Comment Moscou tente de recruter des militants de gauche étrangers pour soutenir sa guerre contre l'Ukraine
Créé au printemps 2026 par Moscou, le Sovintern entend réunir des militants de tous les pays autour de valeurs dites socialistes. Il s'agit surtout de développer une idéologie anti-Ukraine, anti-États-Unis et anti-OTAN..
En avril 2026, la Russie a officiellement lancé le Sovintern, un réseau socialiste international inspiré du Komintern (l'Internationale communiste de l'époque soviétique). Ce dernier était un outil historique utilisé par Moscou pour coordonner les partis communistes étrangers et étendre son influence. Le Sovintern vise officiellement à fédérer des militants de gauche et d'extrême gauche du monde entier autour de causes communes. Le président russe Vladimir Poutine a personnellement participé au forum fondateur en avril 2026, soulignant l'importance stratégique accordée à cette initiative par le Kremlin. Le nom Sovintern est une contraction de Soviet (soviétique) et Internationale, rappelant directement l'héritage du Komintern, dissous en 1943.

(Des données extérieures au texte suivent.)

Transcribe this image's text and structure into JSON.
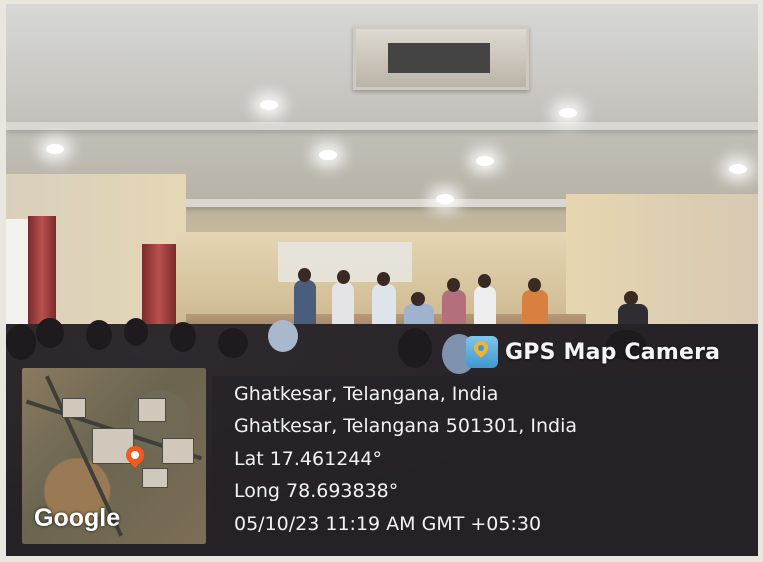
{
  "watermark": {
    "brand_label": "GPS Map Camera",
    "brand_icon": "map-pin-icon",
    "address_line1": "Ghatkesar, Telangana, India",
    "address_line2": "Ghatkesar, Telangana 501301, India",
    "latitude": "Lat 17.461244°",
    "longitude": "Long 78.693838°",
    "datetime": "05/10/23 11:19 AM GMT +05:30",
    "map_logo": "Google"
  },
  "colors": {
    "panel": "#262228",
    "text": "#f2f2f4",
    "pin": "#f25a1f",
    "brand_icon": "#3f97cf"
  }
}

Derrière son discours officiel de mobilisation politique, le Sovintern sert également de couverture à des opérations d'influence et de recrutement pour la guerre en Ukraine. Plusieurs de ses membres participent activement au recrutement de soldats étrangers, mais aussi de propagandistes, pour soutenir l'effort de guerre russe. Le Kremlin présente cette guerre comme une lutte contre le fascisme et contre l'OTAN, un récit conçu pour séduire des militants occidentaux déjà critiques envers les États-Unis ou l'Alliance atlantique. Cette stratégie s'appuie sur des arguments idéologiques pour légitimer l'engagement militaire auprès de cibles spécifiques.
Le Sovintern cible principalement des militants se réclamant du socialisme, du communisme ou de l'antifascisme. Ces profils sont choisis pour leur sensibilité aux discours anti-OTAN et anti-américains. Cependant, les recruteurs russes ne se limitent pas à des motivations purement idéologiques : certains candidats recherchent un sens à leur engagement, une aventure personnelle, une reconnaissance sociale ou encore une rémunération. Les recruteurs adaptent leur argumentaire en fonction des attentes de chaque cible, combinant propagande et opportunités concrètes pour maximiser les chances de recrutement.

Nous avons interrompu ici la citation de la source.